• Des fois, j'écrivais des lettres que je n'envoyais pas, d'autres fois j'écrivais des chansons en croyant que ça passerait sûrement à la radio si, si et si, puis est venu un temps spécial durant lequel j'écrivais pour mieux vivre. J'écris pour mieux vivre. Je sais que je ne suis pas le seul à utiliser l'écriture dans ce sens. Je pense qu'il n'y a pas de hasard là dedans. L'écriture permet d'appréhender le monde et tout ce qui l'habite. Il suffit de quelques mots parfois pour mettre de la lumière là où ce n'était que ténèbres. Un mot possède une vibration de sens. Associé à un autre il change de sens. C'est subtil. Ça aide à nommer les choses avec plus de précision. Mais personnellement, j'écris souvent dans le flou. Je suis comme ça. Je ne suis pas tant précis que cela. Je laisse de la place à l'interprétation je crois. J'essaye d'être précis parfois et je n'y arrive pas du premier coup. Il faut que je travaille durant des jours pour clarifier un point. Écrire c'est un art. Il faut y mettre notre sensibilité si on veut parvenir à transmettre sur papier une émotion quelconque. Avec le temps et la pratique, on trouve un style littéraire personnel. Mon style littéraire est  basé sur ma philosophie de vie. Elle transparaît dans mes écrits. 

    Quand vient le temps d'affronter mes limitations, mes peurs ou mes anxiétés, je travaille à écrire les mots les plus proches de la réalité. Un exemple. Comme j'en ai parlé ailleurs, j'ai déjà vécu deux ans dans une maison avec ma blonde pendant qu'elle avait rompu avec moi. Chambre à part dans la même maison alors que je l'aimais encore mais elle non. Je souffrais l'enfer. Bref, dans un cahier d'écriture, je me défoulais mais rien n'aboutissait à me faire me sentir mieux. Jusqu'au jour ou j'ai transcendé le problème.
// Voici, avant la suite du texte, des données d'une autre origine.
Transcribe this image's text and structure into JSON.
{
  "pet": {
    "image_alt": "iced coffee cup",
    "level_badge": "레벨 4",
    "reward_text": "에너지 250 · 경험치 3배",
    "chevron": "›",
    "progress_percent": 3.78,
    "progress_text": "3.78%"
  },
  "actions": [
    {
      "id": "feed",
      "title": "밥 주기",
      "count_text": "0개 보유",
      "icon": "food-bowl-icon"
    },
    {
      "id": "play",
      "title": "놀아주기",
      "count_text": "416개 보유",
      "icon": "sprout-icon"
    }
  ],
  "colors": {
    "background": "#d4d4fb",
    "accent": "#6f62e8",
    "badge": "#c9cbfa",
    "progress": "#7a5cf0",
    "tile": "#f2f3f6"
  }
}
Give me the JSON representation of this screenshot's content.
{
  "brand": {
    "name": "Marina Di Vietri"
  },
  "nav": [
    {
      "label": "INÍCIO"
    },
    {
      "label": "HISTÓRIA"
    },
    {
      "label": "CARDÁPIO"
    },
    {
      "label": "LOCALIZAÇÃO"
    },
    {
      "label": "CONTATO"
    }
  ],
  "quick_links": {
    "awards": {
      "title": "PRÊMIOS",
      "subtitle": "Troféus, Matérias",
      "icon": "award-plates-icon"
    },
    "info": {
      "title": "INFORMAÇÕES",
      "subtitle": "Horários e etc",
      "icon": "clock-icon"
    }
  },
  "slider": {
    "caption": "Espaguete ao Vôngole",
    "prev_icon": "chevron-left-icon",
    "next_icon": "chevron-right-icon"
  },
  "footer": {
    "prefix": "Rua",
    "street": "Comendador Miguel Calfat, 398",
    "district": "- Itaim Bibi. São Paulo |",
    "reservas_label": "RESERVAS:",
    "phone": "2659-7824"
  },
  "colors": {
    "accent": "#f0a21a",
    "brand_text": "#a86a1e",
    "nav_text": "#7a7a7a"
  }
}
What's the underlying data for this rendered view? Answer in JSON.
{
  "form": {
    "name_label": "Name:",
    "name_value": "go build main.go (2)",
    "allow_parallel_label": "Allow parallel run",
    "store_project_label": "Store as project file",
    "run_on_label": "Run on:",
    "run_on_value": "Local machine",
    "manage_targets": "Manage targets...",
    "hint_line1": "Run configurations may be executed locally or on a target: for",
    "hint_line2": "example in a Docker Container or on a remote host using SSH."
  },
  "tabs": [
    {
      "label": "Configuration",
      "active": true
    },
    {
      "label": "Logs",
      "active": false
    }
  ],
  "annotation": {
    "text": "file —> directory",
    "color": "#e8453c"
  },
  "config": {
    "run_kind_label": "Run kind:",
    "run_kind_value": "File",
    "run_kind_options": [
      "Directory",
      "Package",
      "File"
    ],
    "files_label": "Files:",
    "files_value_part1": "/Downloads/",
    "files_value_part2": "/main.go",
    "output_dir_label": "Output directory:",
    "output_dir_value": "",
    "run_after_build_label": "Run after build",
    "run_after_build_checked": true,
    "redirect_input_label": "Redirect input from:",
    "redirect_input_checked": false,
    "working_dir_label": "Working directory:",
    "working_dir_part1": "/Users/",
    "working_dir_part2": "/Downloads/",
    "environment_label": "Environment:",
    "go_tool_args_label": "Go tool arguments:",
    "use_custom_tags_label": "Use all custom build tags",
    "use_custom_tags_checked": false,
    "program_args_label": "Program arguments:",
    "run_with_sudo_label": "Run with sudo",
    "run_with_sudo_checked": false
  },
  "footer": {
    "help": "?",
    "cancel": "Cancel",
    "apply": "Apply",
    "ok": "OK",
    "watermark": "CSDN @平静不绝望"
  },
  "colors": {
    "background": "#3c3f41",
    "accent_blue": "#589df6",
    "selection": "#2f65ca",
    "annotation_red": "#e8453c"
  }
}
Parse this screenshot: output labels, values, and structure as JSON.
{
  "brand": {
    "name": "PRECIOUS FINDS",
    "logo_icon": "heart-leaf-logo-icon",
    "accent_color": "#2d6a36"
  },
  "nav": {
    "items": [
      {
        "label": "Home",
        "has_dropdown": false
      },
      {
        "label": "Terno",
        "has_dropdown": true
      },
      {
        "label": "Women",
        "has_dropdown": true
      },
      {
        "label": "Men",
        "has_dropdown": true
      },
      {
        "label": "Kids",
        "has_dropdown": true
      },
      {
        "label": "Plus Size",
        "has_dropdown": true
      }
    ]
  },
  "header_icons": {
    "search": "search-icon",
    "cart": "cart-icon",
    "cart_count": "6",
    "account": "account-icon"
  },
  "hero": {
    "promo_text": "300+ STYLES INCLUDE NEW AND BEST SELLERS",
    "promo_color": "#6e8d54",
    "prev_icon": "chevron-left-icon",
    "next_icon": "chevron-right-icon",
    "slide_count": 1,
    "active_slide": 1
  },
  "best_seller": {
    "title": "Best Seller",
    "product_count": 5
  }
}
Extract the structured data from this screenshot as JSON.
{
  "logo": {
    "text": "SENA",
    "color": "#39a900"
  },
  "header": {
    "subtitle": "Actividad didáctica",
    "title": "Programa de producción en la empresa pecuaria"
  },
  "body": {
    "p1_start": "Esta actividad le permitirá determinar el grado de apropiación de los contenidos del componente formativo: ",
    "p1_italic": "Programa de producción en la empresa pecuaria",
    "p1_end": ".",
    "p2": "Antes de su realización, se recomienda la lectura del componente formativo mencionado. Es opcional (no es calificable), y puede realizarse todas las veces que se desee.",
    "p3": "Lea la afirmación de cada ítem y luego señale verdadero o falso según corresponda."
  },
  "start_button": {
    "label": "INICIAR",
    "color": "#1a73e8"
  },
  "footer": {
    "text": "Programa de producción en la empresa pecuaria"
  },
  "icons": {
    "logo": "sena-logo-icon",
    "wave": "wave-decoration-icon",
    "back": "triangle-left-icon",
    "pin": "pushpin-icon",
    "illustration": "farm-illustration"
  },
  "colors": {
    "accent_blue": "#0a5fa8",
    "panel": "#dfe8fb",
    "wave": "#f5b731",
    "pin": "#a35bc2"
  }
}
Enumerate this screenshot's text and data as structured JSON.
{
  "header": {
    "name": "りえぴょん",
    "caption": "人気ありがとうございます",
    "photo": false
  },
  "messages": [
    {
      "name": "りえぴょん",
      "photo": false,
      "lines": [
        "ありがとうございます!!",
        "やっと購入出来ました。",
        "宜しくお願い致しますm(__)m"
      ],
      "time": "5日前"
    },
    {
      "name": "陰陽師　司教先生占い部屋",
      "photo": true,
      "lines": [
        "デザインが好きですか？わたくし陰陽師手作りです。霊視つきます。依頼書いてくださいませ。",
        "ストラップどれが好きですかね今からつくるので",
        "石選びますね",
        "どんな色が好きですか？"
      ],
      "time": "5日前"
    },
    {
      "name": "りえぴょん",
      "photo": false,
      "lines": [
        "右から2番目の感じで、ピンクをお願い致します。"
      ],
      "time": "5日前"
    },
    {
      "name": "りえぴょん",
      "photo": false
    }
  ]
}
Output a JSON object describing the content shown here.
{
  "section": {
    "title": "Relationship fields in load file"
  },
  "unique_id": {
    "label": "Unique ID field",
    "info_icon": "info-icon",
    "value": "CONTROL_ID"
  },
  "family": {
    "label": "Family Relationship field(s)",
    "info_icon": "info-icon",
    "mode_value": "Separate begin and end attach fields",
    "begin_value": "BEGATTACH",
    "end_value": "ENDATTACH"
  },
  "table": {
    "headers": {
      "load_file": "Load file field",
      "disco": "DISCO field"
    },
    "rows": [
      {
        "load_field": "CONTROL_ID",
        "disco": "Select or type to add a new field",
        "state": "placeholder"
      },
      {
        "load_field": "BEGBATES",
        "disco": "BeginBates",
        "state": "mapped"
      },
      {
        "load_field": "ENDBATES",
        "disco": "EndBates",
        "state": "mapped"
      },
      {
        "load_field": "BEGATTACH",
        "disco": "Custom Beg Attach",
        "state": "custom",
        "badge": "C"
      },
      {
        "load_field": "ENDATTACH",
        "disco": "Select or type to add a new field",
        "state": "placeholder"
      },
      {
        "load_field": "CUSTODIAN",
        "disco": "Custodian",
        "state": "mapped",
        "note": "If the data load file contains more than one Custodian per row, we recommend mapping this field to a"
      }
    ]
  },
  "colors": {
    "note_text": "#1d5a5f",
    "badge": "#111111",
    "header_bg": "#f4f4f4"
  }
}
Je m'étais mis à écrire des phrases qui me rendait plus fort, plus résilient, j'écrivais que j'étais capable de vivre la situation, j'écrivais que personne ne me détruirait, j'écrivais que cette expérience allait me faire grandir et que tout ce que j'allais endurer là allait me rendre plus fort. Dans les faits, ce que j'écrivais me permettait de voir le même problème de plusieurs façons différentes. J'écrivais des tonnes de liste de choses à faire, de choses à penser, de choses à assimiler. Faire des listes permet un gros travail dans les synonymes. Dans les synonymes on trouve des nuances et des perceptions subtils. Tant qu'à écrire, je me suis amusé à jouer avec les mots. Je suis pourri en syntaxe et autres choses du genre. Je travaille plus mes synonymes que le reste. Le sens des mots, le sens des choses, écrire des choses qui font du sens. Alors je me suis surpris à écrire des phrases au dessus de mes capacités réelles. Je me suis mis à conjuguer au présent. Écrire au présent est difficile quand il s'agit de faire la liste des choses à faire pour s'en sortir. J'ai écris des phrases comme: Gérer mes états affectifs avec lucidité et maturité. Mon rêve d'avenir n'est pas au point. Je porte mes souffrances dans le silence. Je garde pour moi les tourments et la douleur qui m'assaillent. Je suis souple dans mes pensées. Je ne paralyse pas devant la vie. Je me transforme. Je demeure conscient que chaque journée est unique et qu'elle possède tout les possibles. Je ne me laisse pas submerger par le désespoir, la peur ou l'angoisse. J'écris chaque jour pour garder le cap sur mon cheminement. etc..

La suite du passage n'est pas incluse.